Avrupalı değirmencilere yönelik görünüm oldukça kötü. Çünkü birçok ülke (çoğunlukla Afrika’da) kendi un sanayilerini geliştirirken Avrupa’dan un ithalatını azaltıyor. Aksine öğütmelik buğday ihtiyacının, 2018/19 sezonundaki düşüşün ardından Sahra-altı Afrika’da (+1 milyon ton), Ortadoğu’da (+0.8 milyon ton), Güneydoğu Asya’da (+1.6 milyon ton), Hindistan’da (+1.3 milyon ton) ve Güney Amerika’da (+0.7 milyon ton) artması beklenmektedir. Bunun nedeni kısmen, bazı ülkelerin çatışmalar veya ekonomik sorunlar nedeniyle olağan tahıl üretimini sağlayamamalarından kaynaklanmaktadır.
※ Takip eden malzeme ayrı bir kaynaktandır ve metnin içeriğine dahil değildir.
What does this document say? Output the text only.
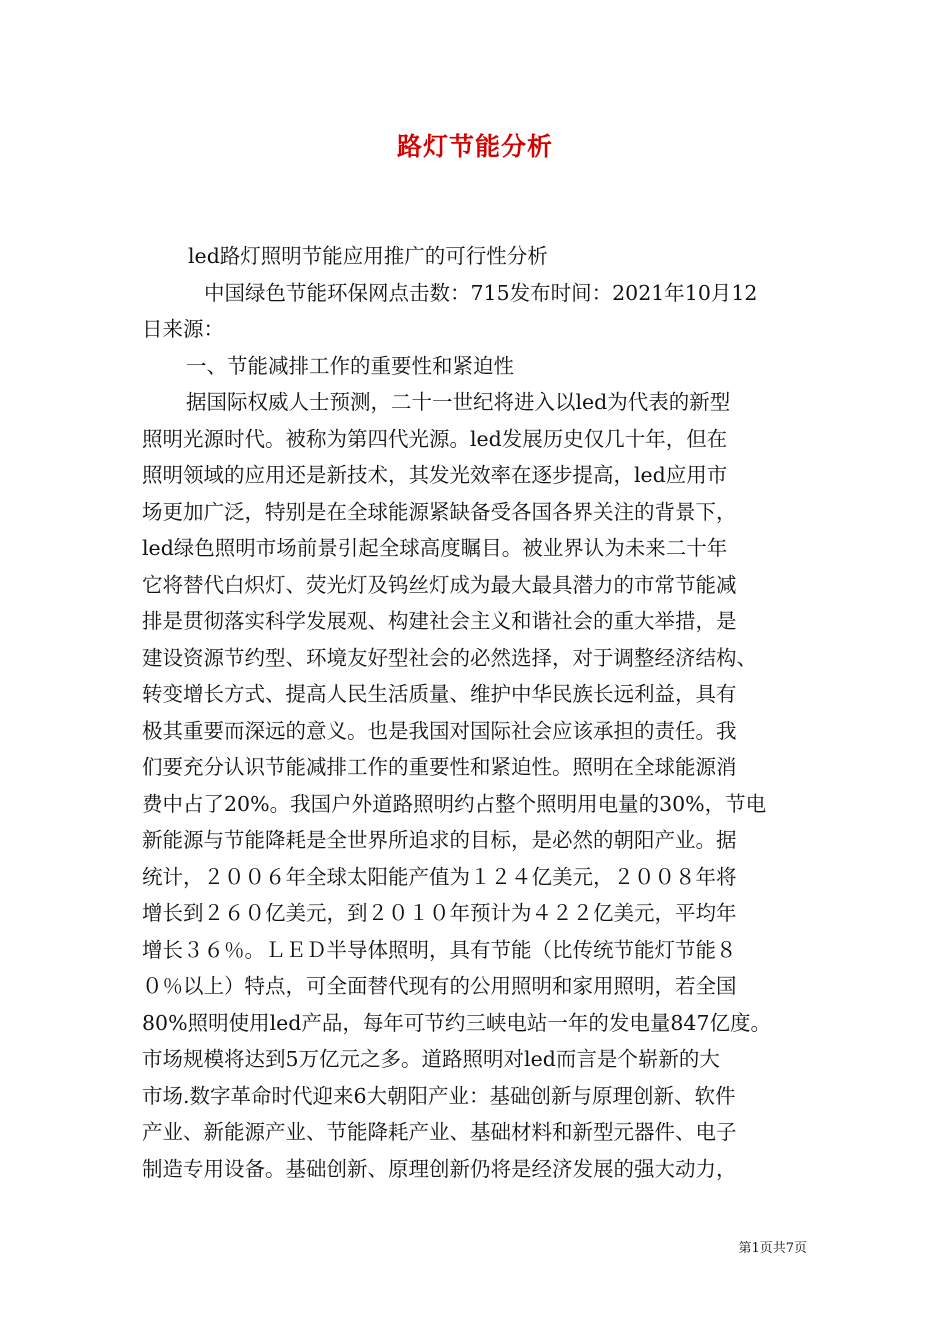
路灯节能分析
led路灯照明节能应用推广的可行性分析
中国绿色节能环保网点击数：715发布时间：2021年10月12
日来源：
一、节能减排工作的重要性和紧迫性
据国际权威人士预测，二十一世纪将进入以led为代表的新型
照明光源时代。被称为第四代光源。led发展历史仅几十年，但在
照明领域的应用还是新技术，其发光效率在逐步提高，led应用市
场更加广泛，特别是在全球能源紧缺备受各国各界关注的背景下，
led绿色照明市场前景引起全球高度瞩目。被业界认为未来二十年
它将替代白炽灯、荧光灯及钨丝灯成为最大最具潜力的市常节能减
排是贯彻落实科学发展观、构建社会主义和谐社会的重大举措，是
建设资源节约型、环境友好型社会的必然选择，对于调整经济结构、
转变增长方式、提高人民生活质量、维护中华民族长远利益，具有
极其重要而深远的意义。也是我国对国际社会应该承担的责任。我
们要充分认识节能减排工作的重要性和紧迫性。照明在全球能源消
费中占了20%。我国户外道路照明约占整个照明用电量的30%，节电
新能源与节能降耗是全世界所追求的目标，是必然的朝阳产业。据
统计，２００６年全球太阳能产值为１２４亿美元，２００８年将
增长到２６０亿美元，到２０１０年预计为４２２亿美元，平均年
增长３６％。ＬＥＤ半导体照明，具有节能（比传统节能灯节能８
０％以上）特点，可全面替代现有的公用照明和家用照明，若全国
80%照明使用led产品，每年可节约三峡电站一年的发电量847亿度。
市场规模将达到5万亿元之多。道路照明对led而言是个崭新的大
市场.数字革命时代迎来6大朝阳产业：基础创新与原理创新、软件
产业、新能源产业、节能降耗产业、基础材料和新型元器件、电子
制造专用设备。基础创新、原理创新仍将是经济发展的强大动力，
第1页共7页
Ayrıca, bazı Asya ülkeleri (örneğin Bangladeş’te) maliyet nedenleriyle buğday yerine pirinç tüketimine öncelik verdi. Afrika’daki artan nüfus ve Asya’daki beslenme alışkanlıklarının değişmesiyle birlikte oluşan insan tüketimindeki yapısal büyüme ile bazı Ortadoğu ülkeleri ve Afganistan gibi kısıtlı ithalat kapasitesine sahip ülkelerdeki büyük buğday hasadı, bu yıl büyümeyi tekrar tesis edecek.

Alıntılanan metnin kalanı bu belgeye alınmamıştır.